Question:
Use the change of variables $x = \cos\theta$ and $y=\sin\theta$ to find
$$\int_{0}^{2} \int_{0}^{\sqrt{2x-x^2}} \sqrt{x^2 + y^2} \,dy\,dx$$
Attempt 1:
Assuming coordinates are supposed to be $\,dr\,d\theta$.
As $r=1$ (constant), the Jacobian determinant turns the integral to $$\iint0\,dr\,d\theta$$
Is this the way to go?
Attempt 2:
Differentiating x and y with respect to $\theta$,
$$dx=-\sin\theta d\theta$$
$$dy=\cos\theta d\theta$$
But when trying to evaluate limits for $x$ we get
$$2=\cos\theta$$
But this can't be possible??
Also does an integral increment of $d\theta^2$ make sense?
Best Answer
I think you'd better again read your textbook with more effort, you apparently misled the concept of changing variables.
The integration domain is $$ \bigg\{{(x,\,y) | 0\leq x\leq 2,\;0\leq y\leq \sqrt{2x-x^2}}\bigg\}, $$ which is the upper semi-disc enclosed by the circle $(x-1)^2 + y^2 = 1$.
By letting $$ \begin{cases} x = r\cos\theta \\ y=r\sin\theta, \end{cases} $$ since $0\leq x\leq 2$ and $y\geq 0$, it follows that $0\leq\theta\leq\frac{\pi}{2}$, also, since $y\leq\sqrt{2x-x^2}$, it follows that $r\leq 2\cos\theta$.
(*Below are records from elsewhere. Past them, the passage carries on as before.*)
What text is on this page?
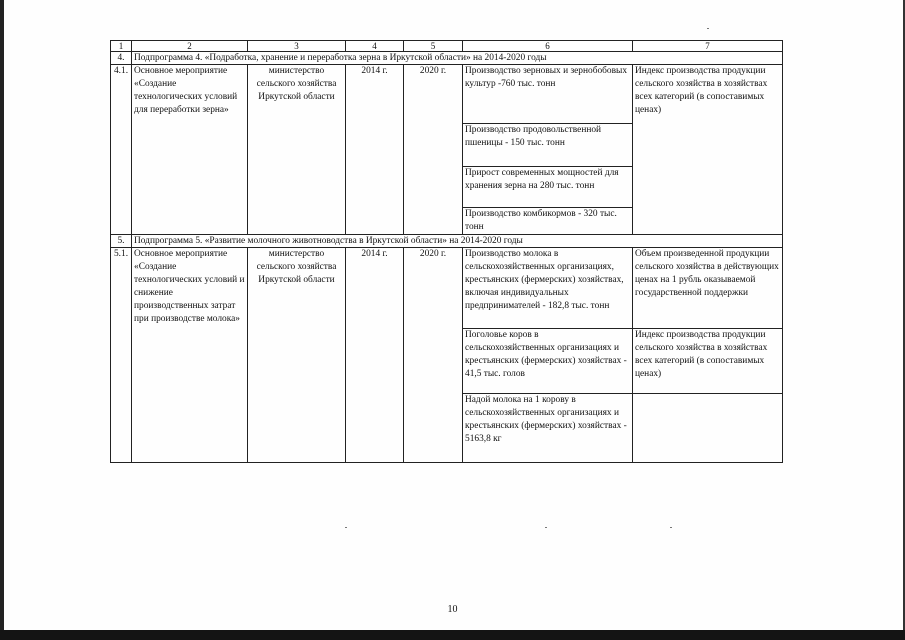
1	2	3	4	5	6	7
4.	Подпрограмма 4. «Подработка, хранение и переработка зерна в Иркутской области» на 2014-2020 годы					
4.1.	Основное мероприятие «Создание технологических условий для переработки зерна»	министерство сельского хозяйства Иркутской области	2014 г.	2020 г.	Производство зерновых и зернобобовых культур -760 тыс. тонн	Индекс производства продукции сельского хозяйства в хозяйствах всех категорий (в сопоставимых ценах)
					Производство продовольственной пшеницы - 150 тыс. тонн	
					Прирост современных мощностей для хранения зерна на 280 тыс. тонн	
					Производство комбикормов - 320 тыс. тонн	
5.	Подпрограмма 5. «Развитие молочного животноводства в Иркутской области» на 2014-2020 годы					
5.1.	Основное мероприятие «Создание технологических условий и снижение производственных затрат при производстве молока»	министерство сельского хозяйства Иркутской области	2014 г.	2020 г.	Производство молока в сельскохозяйственных организациях, крестьянских (фермерских) хозяйствах, включая индивидуальных предпринимателей - 182,8 тыс. тонн	Объем произведенной продукции сельского хозяйства в действующих ценах на 1 рубль оказываемой государственной поддержки
					Поголовье коров в сельскохозяйственных организациях и крестьянских (фермерских) хозяйствах - 41,5 тыс. голов	Индекс производства продукции сельского хозяйства в хозяйствах всех категорий (в сопоставимых ценах)
					Надой молока на 1 корову в сельскохозяйственных организациях и крестьянских (фермерских) хозяйствах - 5163,8 кг	
10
Therefore, by changing the variables, the original integral becomes $$ \int_{0}^{\frac{\pi}{2}}\int_{0}^{2\cos\theta}r^2\,dr\,d\theta. $$
Note: In your way of changing variables, you should note that $r$ is not a constant. You are not integrating over a circle but a semi-disc.